Outdoors Report

Outdoor report 5

EDITION NUMBER 5
Fresh news …

SKI EQUIPMENT
Stöckli: A business model similar to Avalanche’s

A few weeks ago, my friend Raymond Lesage told you how much he loves Stöckli skis. Well, I love them, too! Twenty years ago, I received a pair of Stöcklis from a friend from Alberta, with just the words “Try these!” written on the box.

Which I did, on a particularly icy day. Wow, what grip! They didn’t vibrate, and at the end of the day, my knees weren’t stiff!

I have a passion for skiing, but also for the retail trade. So, I did some research on Stöckli. It’s a family business founded in 1935 by Josef Stöckli in Lucerne, Switzerland. It opened stores to distribute its skis while other Swiss manufacturers were disappearing one by one. It was these stores that helped Stöckli expand and team up with its customers. That and the trust of its 80 employees.

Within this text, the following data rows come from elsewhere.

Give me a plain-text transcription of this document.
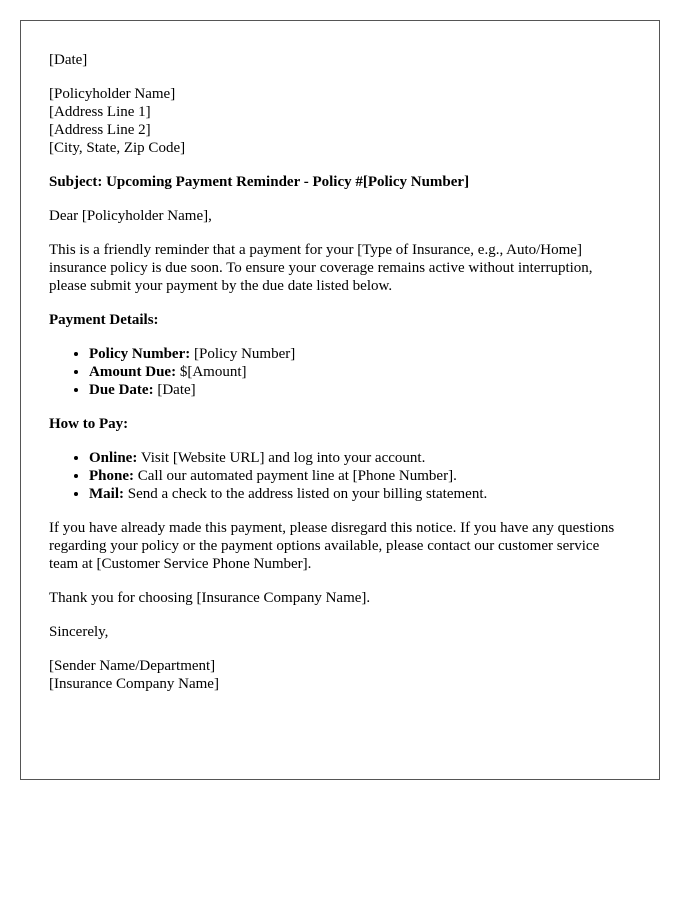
[Date]

[Policyholder Name]
[Address Line 1]
[Address Line 2]
[City, State, Zip Code]

Subject: Upcoming Payment Reminder - Policy #[Policy Number]

Dear [Policyholder Name],

This is a friendly reminder that a payment for your [Type of Insurance, e.g., Auto/Home] insurance policy is due soon. To ensure your coverage remains active without interruption, please submit your payment by the due date listed below.

Payment Details:

• Policy Number: [Policy Number]
• Amount Due: $[Amount]
• Due Date: [Date]

How to Pay:

• Online: Visit [Website URL] and log into your account.
• Phone: Call our automated payment line at [Phone Number].
• Mail: Send a check to the address listed on your billing statement.

If you have already made this payment, please disregard this notice. If you have any questions regarding your policy or the payment options available, please contact our customer service team at [Customer Service Phone Number].

Thank you for choosing [Insurance Company Name].

Sincerely,

[Sender Name/Department]
[Insurance Company Name]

Stöckli makes a few ski models, focusing on the quality of the design and build, even if that means depriving itself of certain market segments. At Avalanche, we also believe that quality should come first. We adopted a similar distribution model by opening Avalanche stores that sell our skiwear, among other products. Our designers work on the site of our very first store and our embroidery team has its workshop at the end of the parking lot.

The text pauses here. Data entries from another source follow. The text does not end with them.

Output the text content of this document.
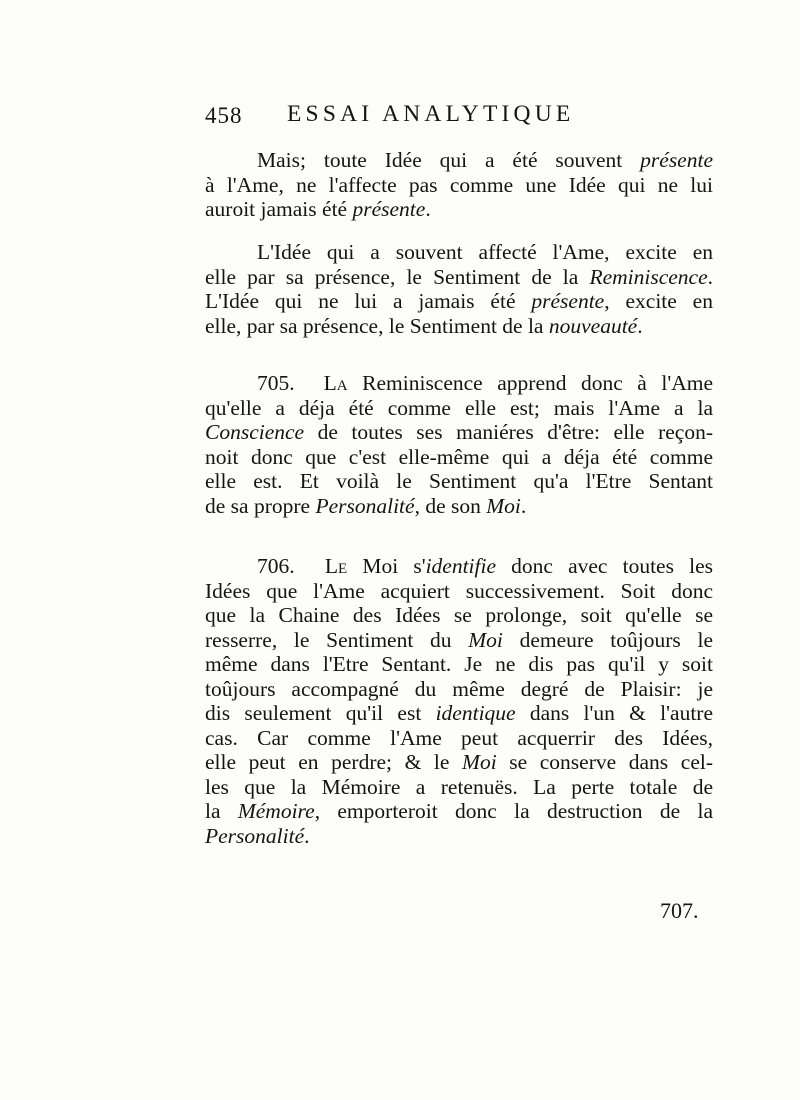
458 ESSAI ANALYTIQUE
Mais; toute Idée qui a été souvent présente
à l'Ame, ne l'affecte pas comme une Idée qui ne lui
auroit jamais été présente.
L'Idée qui a souvent affecté l'Ame, excite en
elle par sa présence, le Sentiment de la Reminiscence.
L'Idée qui ne lui a jamais été présente, excite en
elle, par sa présence, le Sentiment de la nouveauté.
705. La Reminiscence apprend donc à l'Ame
qu'elle a déja été comme elle est; mais l'Ame a la
Conscience de toutes ses maniéres d'être: elle reçon-
noit donc que c'est elle-même qui a déja été comme
elle est. Et voilà le Sentiment qu'a l'Etre Sentant
de sa propre Personalité, de son Moi.
706. Le Moi s'identifie donc avec toutes les
Idées que l'Ame acquiert successivement. Soit donc
que la Chaine des Idées se prolonge, soit qu'elle se
resserre, le Sentiment du Moi demeure toûjours le
même dans l'Etre Sentant. Je ne dis pas qu'il y soit
toûjours accompagné du même degré de Plaisir: je
dis seulement qu'il est identique dans l'un & l'autre
cas. Car comme l'Ame peut acquerrir des Idées,
elle peut en perdre; & le Moi se conserve dans cel-
les que la Mémoire a retenuës. La perte totale de
la Mémoire, emporteroit donc la destruction de la
Personalité.
707.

Come browse our selection of Stöckli, a prominent brand at our Beaupré shop!

Jean-François Caron
Président d’Avalanche

SKI CLOTHING
Base layer: Ski undergarments

The primary role of the base layer in skiing is to wick body moisture away from the skin and to keep you warm. The wool from merino sheep has revolutionized these undergarments. Two to three times finer than a human hair, this fibre is naturally antistatic, antibacterial, antiodour, elastic and porous. Because it is so fine, it does not itch and can absorb up to 35% of its weight in moisture, which is more than enough for alpine skiing. Merino wool is so popular with weavers that producers are more than willing to invest in research to make it even better. One improvement is that clothing made of merino wool is now better able to withstand machine drying if it accidentally winds up in the dryer. However, this fabric is easy to wash and dries very quickly so machine drying is not needed.

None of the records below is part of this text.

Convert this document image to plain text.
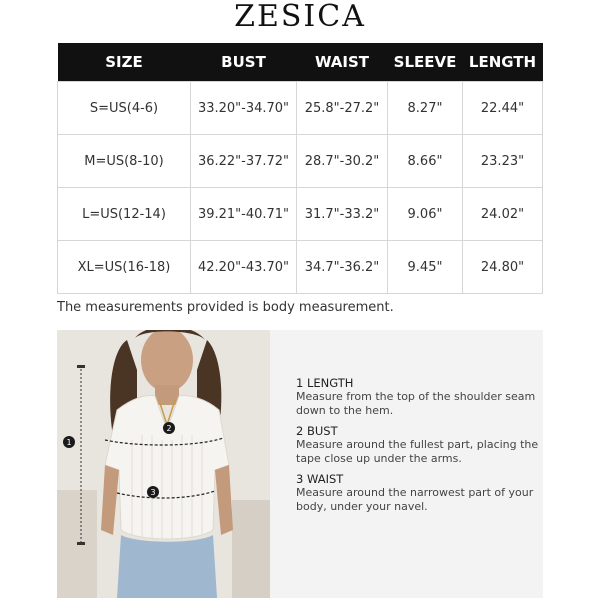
ZESICA
SIZE	BUST	WAIST	SLEEVE	LENGTH
S=US(4-6)	33.20"-34.70"	25.8"-27.2"	8.27"	22.44"
M=US(8-10)	36.22"-37.72"	28.7"-30.2"	8.66"	23.23"
L=US(12-14)	39.21"-40.71"	31.7"-33.2"	9.06"	24.02"
XL=US(16-18)	42.20"-43.70"	34.7"-36.2"	9.45"	24.80"
The measurements provided is body measurement.
1
2
3
1 LENGTH
Measure from the top of the shoulder seam down to the hem.
2 BUST
Measure around the fullest part, placing the tape close up under the arms.
3 WAIST
Measure around the narrowest part of your body, under your navel.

Merino wool has many advantages and only one disadvantage: the price, especially for finer wool. It comes from far away, mainly Australia, where a sheep can produce 4 kg of wool per year. Shearing the sheep, processing the fibres, shipping them to the weaver, often in Asia, all impact the cost; but as the demand is much greater than the supply, a quality 100% merino wool garment does not come cheap. Fortunately, a less expensive item made of only 50% superior-quality merino wool is sufficient for downhill skiing.